The study is published in the August 2007 issues of EBRI Issue Brief and ICI Perspective.
Among the study’s other findings:
- Most 401(k) assets are in stocks: On average, at year-end 2006, about two-thirds of 401(k) participants’ assets were invested in equity securities through equity funds, the equity portion of balanced funds, and company stock, and about one-third was in bond and money market funds and stable value assets. These proportions have changed little over the past 10 years.
- The share of 401(k) accounts invested in company stock continues to shrink: The share of 401(k) participants’ investments held in their employer’s stock dropped 2 percentage points (to 11 percent) in 2006, continuing a steady decline that began in 1999.
- New employees embrace lifecycle/lifestyle funds. Across all age groups, more new or recent hires are investing their 401(k) assets in balanced funds, including so-called “lifestyle” or “lifecycle” funds. At year-end 2006, 24 percent of the account balances of recently hired participants in their twenties were invested in balanced funds, compared with 19 percent in 2005 and about 7 percent in 1998.
- 401(k) loans are modest. In 2006, 18 percent of all 401(k) participants eligible for loans had taken a loan against their 401(k) account. Most loans tend to be small, amounting, on average, to 12 percent of the remaining account balance.

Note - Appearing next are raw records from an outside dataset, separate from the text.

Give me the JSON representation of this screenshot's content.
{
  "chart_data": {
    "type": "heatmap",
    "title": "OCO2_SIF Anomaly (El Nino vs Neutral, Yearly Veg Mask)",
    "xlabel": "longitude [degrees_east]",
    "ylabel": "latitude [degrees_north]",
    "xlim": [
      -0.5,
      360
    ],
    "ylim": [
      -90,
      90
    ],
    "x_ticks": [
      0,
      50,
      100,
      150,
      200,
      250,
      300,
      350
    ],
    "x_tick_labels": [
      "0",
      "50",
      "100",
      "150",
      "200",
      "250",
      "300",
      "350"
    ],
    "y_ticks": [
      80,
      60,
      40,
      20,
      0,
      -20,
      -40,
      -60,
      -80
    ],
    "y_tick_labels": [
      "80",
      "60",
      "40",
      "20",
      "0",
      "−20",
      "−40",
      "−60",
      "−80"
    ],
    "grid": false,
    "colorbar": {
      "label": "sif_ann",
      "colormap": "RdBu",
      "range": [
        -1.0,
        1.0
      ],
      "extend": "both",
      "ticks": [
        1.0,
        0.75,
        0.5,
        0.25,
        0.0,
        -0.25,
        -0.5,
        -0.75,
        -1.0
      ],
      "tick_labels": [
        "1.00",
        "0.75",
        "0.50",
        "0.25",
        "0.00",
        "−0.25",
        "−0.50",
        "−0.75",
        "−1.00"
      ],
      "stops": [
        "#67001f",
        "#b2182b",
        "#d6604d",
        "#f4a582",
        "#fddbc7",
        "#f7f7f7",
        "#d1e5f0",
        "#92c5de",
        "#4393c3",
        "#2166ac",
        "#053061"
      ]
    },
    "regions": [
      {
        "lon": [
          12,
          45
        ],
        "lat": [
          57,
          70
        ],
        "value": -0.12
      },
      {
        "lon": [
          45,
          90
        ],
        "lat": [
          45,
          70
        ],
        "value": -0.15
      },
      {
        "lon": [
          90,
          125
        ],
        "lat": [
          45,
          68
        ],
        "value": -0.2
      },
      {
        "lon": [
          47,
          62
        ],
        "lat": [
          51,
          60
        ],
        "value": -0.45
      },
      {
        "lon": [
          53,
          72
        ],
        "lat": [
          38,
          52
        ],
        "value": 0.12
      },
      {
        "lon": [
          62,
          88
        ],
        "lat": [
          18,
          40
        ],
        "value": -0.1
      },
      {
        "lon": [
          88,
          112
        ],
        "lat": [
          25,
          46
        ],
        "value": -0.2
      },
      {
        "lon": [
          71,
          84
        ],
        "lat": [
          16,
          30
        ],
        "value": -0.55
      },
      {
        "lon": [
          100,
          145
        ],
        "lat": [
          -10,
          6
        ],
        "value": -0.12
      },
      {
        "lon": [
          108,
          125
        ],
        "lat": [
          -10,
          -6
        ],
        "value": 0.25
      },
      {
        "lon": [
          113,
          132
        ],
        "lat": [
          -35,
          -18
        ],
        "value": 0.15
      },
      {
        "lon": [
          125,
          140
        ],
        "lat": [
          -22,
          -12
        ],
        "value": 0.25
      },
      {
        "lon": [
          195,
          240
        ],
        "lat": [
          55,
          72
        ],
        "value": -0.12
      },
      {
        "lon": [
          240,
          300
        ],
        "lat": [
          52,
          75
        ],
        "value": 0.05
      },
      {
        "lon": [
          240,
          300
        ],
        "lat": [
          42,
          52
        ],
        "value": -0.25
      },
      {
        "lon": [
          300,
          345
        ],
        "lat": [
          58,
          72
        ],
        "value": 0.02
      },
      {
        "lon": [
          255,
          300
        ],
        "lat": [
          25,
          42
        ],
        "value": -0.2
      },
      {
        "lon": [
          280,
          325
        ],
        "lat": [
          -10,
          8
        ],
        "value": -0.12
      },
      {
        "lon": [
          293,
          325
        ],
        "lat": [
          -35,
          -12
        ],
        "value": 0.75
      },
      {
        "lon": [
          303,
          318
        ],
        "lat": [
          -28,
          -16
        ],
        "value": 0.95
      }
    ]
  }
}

The average 401(k) balance of all participants at year-end 2006 was $61,346, and the median account balance was $18,986. However, such year-to-year snapshots can be misleading, since the sample of 401(k) participants changes as older, high-balance workers leave the 401(k) system and younger workers enter and create new accounts.
The study also reported that aggregate averages can mask the wide range of rates of change in account balances of consistent participants over time. For example, the average account balances among consistent participants in their twenties rose 40.9 percent, on average, annually from 1999 through 2006. Because this group tends to start with small accounts, new contributions have a large impact on their balances.
In contrast, the average account balance for consistent participants in their sixties rose nearly 3.7 percent annually over the same period. For these savers, many of whom started the period with significant account balances, annual contributions generally provide only a minor boost. In addition, participants in their sixties are more likely to make withdrawals from their accounts.
EBRI, established in 1978, is an independent nonprofit organization committed exclusively to data dissemination, policy research, and education on economic security and employee benefits. EBRI does not lobby and does not take positions on policy questions. The Institute, founded in 1940, is the national association of U.S. investment companies. Its mutual fund members serve 93.9 million individual shareholders and manage $11.2 trillion in investor assets.